Morality is an inherent function of any species of advanced sociality. Without a clear understanding of Universal Rights, subjective interpretation within a social construct will wander aimlessly — not unlike defining the construction of a musical instrument as never seen, hearing only the sounds it makes.
Hi Drexus. Thanks for replying. I agree that morality is a sort of song sung by humanity, and that we can be in harmony with objective morality, or we can sin(g) out of tune with it. We need to be on the same sheet of music that describes the (Golden Rule) Music that is God (demonstrated in switching perspectives with us on the cross).
Maryann. The morality supported by Universal Rights is as untenable to social constructs as Universal Rights are to any abstract social concept. As noted, Universal Rights are biological, not social. As a result, objective (social) morality is inherently subjective from the outset — contingent on nothing in support of a species of sociality — purely abstract.
Genetic morality is however supported by Universal Rights, as it’s engrained in how our species functions — inescapable. Because of this, morality as commonly identified in modern society, misses the bus completely — sighting the abstract variant as an echo of the core (genetic) morality built into us all.
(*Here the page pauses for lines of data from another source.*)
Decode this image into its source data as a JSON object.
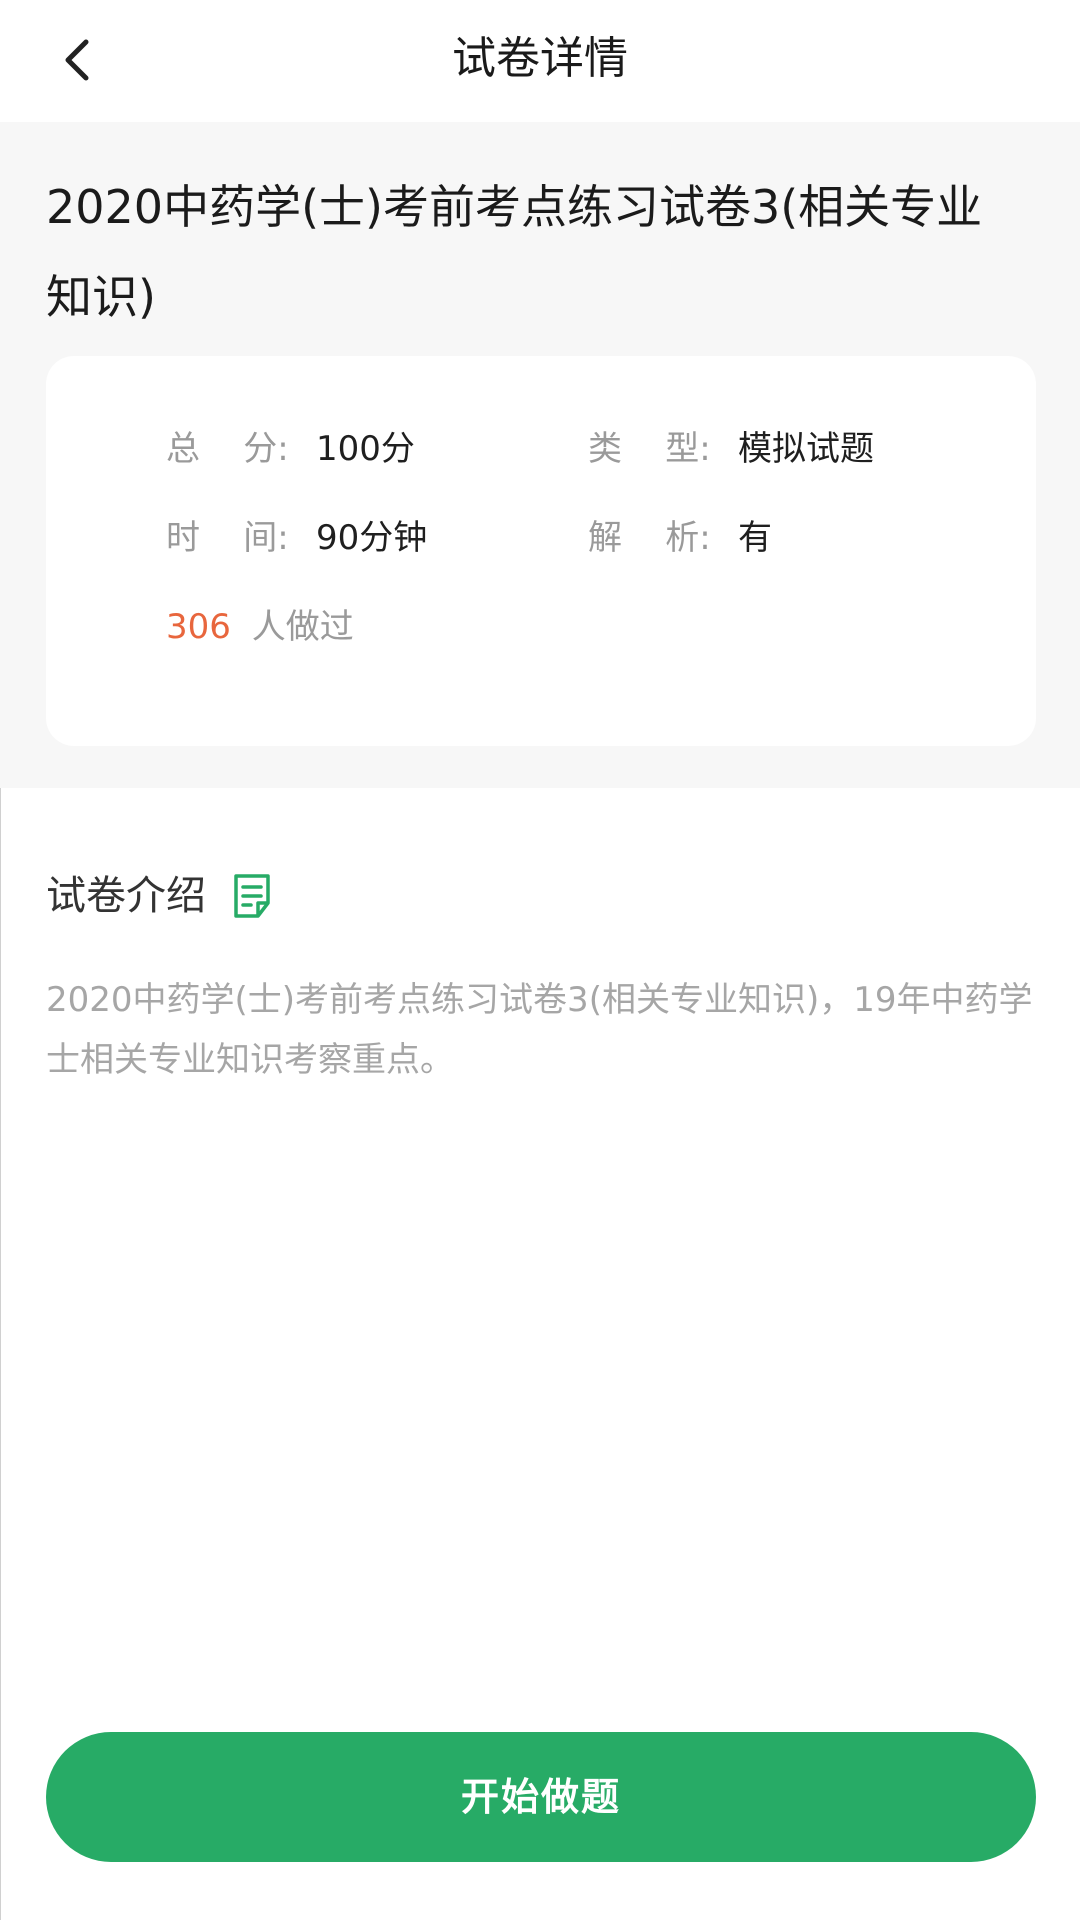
{
  "header": {
    "title": "试卷详情"
  },
  "exam": {
    "title": "2020中药学(士)考前考点练习试卷3(相关专业知识)"
  },
  "info": {
    "score_label": "总    分:",
    "score_value": "100分",
    "type_label": "类    型:",
    "type_value": "模拟试题",
    "time_label": "时    间:",
    "time_value": "90分钟",
    "analysis_label": "解    析:",
    "analysis_value": "有",
    "done_count": "306",
    "done_text": "人做过"
  },
  "intro": {
    "title": "试卷介绍",
    "text": "2020中药学(士)考前考点练习试卷3(相关专业知识)，19年中药学士相关专业知识考察重点。"
  },
  "actions": {
    "start_label": "开始做题"
  },
  "colors": {
    "accent_green": "#27ab66",
    "count_orange": "#e8663d",
    "label_gray": "#9a9a9a",
    "background_gray": "#f7f7f7"
  },
  "icons": {
    "back": "chevron-left-icon",
    "intro": "document-icon"
  }
}
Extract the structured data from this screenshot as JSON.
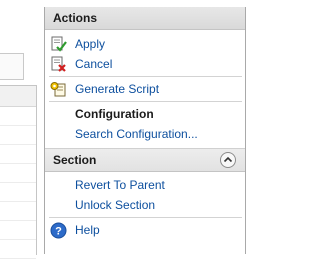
{
  "actions_pane": {
    "title": "Actions",
    "items": {
      "apply": "Apply",
      "cancel": "Cancel",
      "generate_script": "Generate Script"
    },
    "configuration": {
      "heading": "Configuration",
      "search": "Search Configuration..."
    },
    "section": {
      "title": "Section",
      "collapse_icon": "chevron-up-icon",
      "revert": "Revert To Parent",
      "unlock": "Unlock Section"
    },
    "help": "Help"
  },
  "icons": {
    "apply": "apply-checkmark-icon",
    "cancel": "cancel-x-icon",
    "generate_script": "generate-script-icon",
    "help": "help-icon"
  },
  "colors": {
    "link": "#0d4f9e",
    "header_bg": "#e0e0e0",
    "border": "#a9a9a9"
  }
}
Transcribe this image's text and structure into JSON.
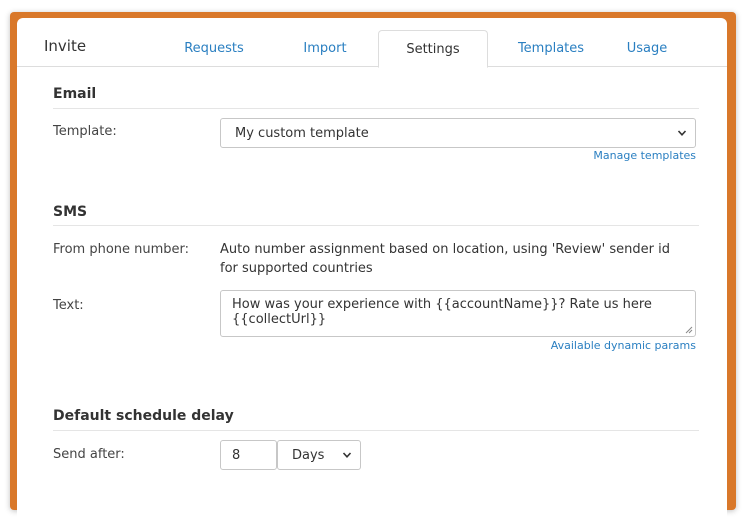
{
  "header": {
    "title": "Invite",
    "tabs": [
      {
        "label": "Requests",
        "active": false
      },
      {
        "label": "Import",
        "active": false
      },
      {
        "label": "Settings",
        "active": true
      },
      {
        "label": "Templates",
        "active": false
      },
      {
        "label": "Usage",
        "active": false
      }
    ]
  },
  "email": {
    "heading": "Email",
    "template_label": "Template:",
    "template_value": "My custom template",
    "manage_link": "Manage templates"
  },
  "sms": {
    "heading": "SMS",
    "from_label": "From phone number:",
    "from_value": "Auto number assignment based on location, using 'Review' sender id for supported countries",
    "text_label": "Text:",
    "text_value": "How was your experience with {{accountName}}? Rate us here {{collectUrl}}",
    "params_link": "Available dynamic params"
  },
  "schedule": {
    "heading": "Default schedule delay",
    "send_after_label": "Send after:",
    "delay_value": "8",
    "unit_value": "Days"
  },
  "colors": {
    "frame": "#d9782a",
    "link": "#2a7fc1",
    "text": "#333333"
  },
  "icons": {
    "select_chevron": "chevron-down-icon",
    "textarea_resize": "resize-handle-icon"
  }
}
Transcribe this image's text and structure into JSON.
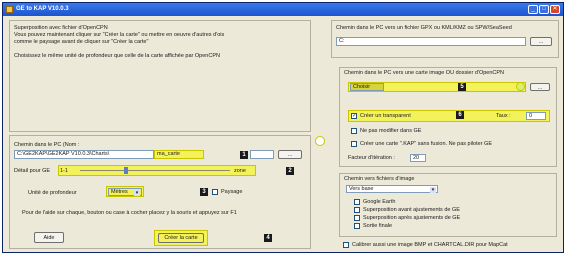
{
  "window": {
    "title": "GE to KAP V10.0.3",
    "minimize_label": "_",
    "maximize_label": "□",
    "close_label": "✕"
  },
  "left": {
    "info_lines": [
      "Superposition avec fichier d'OpenCPN",
      "Vous pouvez maintenant cliquer sur \"Créer la carte\" ou mettre en oeuvre d'autres d'ois",
      "comme le paysage avant de cliquer sur \"Créer la carte\"",
      "",
      "Choisissez le même unité de profondeur que celle de la carte affichée par OpenCPN"
    ],
    "path_label": "Chemin dans le PC (Nom :",
    "path_value": "C:\\GE2KAP\\GE2KAP V10.0.3\\Charts\\",
    "path_name_value": "ma_carte",
    "browse_label": "...",
    "slider_label": "Détail pour GE",
    "slider_value_left": "1-1",
    "slider_value_right": "zone",
    "depth_label": "Unité de profondeur",
    "depth_value": "Mètres",
    "paysage_label": "Paysage",
    "help_line": "Pour de l'aide sur chaque, bouton ou case à cocher placez y la souris et appuyez sur F1",
    "aide_label": "Aide",
    "create_label": "Créer la carte",
    "marks": [
      "1",
      "2",
      "3",
      "4"
    ]
  },
  "right": {
    "top_label": "Chemin dans le PC vers un fichier GPX ou KML/KMZ ou SPW/SeaSeed",
    "top_value": "C:",
    "top_browse": "...",
    "group1_title": "Chemin dans le PC vers une carte image OU dossier d'OpenCPN",
    "image_path_value": "Choisir",
    "mark5": "5",
    "mark6": "6",
    "transparent_label": "Créer un transparent",
    "taux_label": "Taux :",
    "taux_value": "0",
    "no_modify_label": "Ne pas modifier dans GE",
    "create_kap_label": "Créer une carte \".KAP\" sans fusion. Ne pas piloter GE",
    "iterations_label": "Facteur d'itération :",
    "iterations_value": "20",
    "group2_title": "Chemin vers fichiers d'image",
    "image_files_value": "Vers base",
    "options": [
      "Google Earth",
      "Superposition avant ajustements de GE",
      "Superposition après ajustements de GE",
      "Sortie finale"
    ],
    "bottom_check": "Calibrer aussi une image BMP et CHARTCAL.DIR pour MapCat"
  },
  "colors": {
    "titlebar": "#1c54d0",
    "highlight": "#f4f25a",
    "panel": "#ece9d8"
  }
}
Here lies the crux of the issue: Social constructs (intrinsically subjective) spawn only abstract concepts — as much out of reach of Universal Rights as would in passing a law forbidding water to boil at 100˚C. You can’t draw a straight line using a french curve, no more than you can define a human right without sourcing Universal Rights and call it sustainable.
Subjective definitions of social morality as spawned by social constructs will forever miss the target until Universal Rights are observed. TGIF, Happy Hour, Long weekends, Healthcare benefits, School zones, Life insurance, Movie night, and Quiet time — all social constructs, existing only because a society says they do — hence, all are subjective. If a society reasons out a set of rules known as “human rights”, there’s absolutely no connection to anything sustainable until those rules follow Universal Rights.
Universal Rights has been and will always be an unmovable constant. No social construct can deny or denounce it any more than gravity itself. Mammals need water to survive, hence, mammals have the Universal Right to drink water. No social construct can change this, it’s a natural function.
The same “sheet of music” would be Universal Rights, for only under this can true morality support a species exhibiting sociality.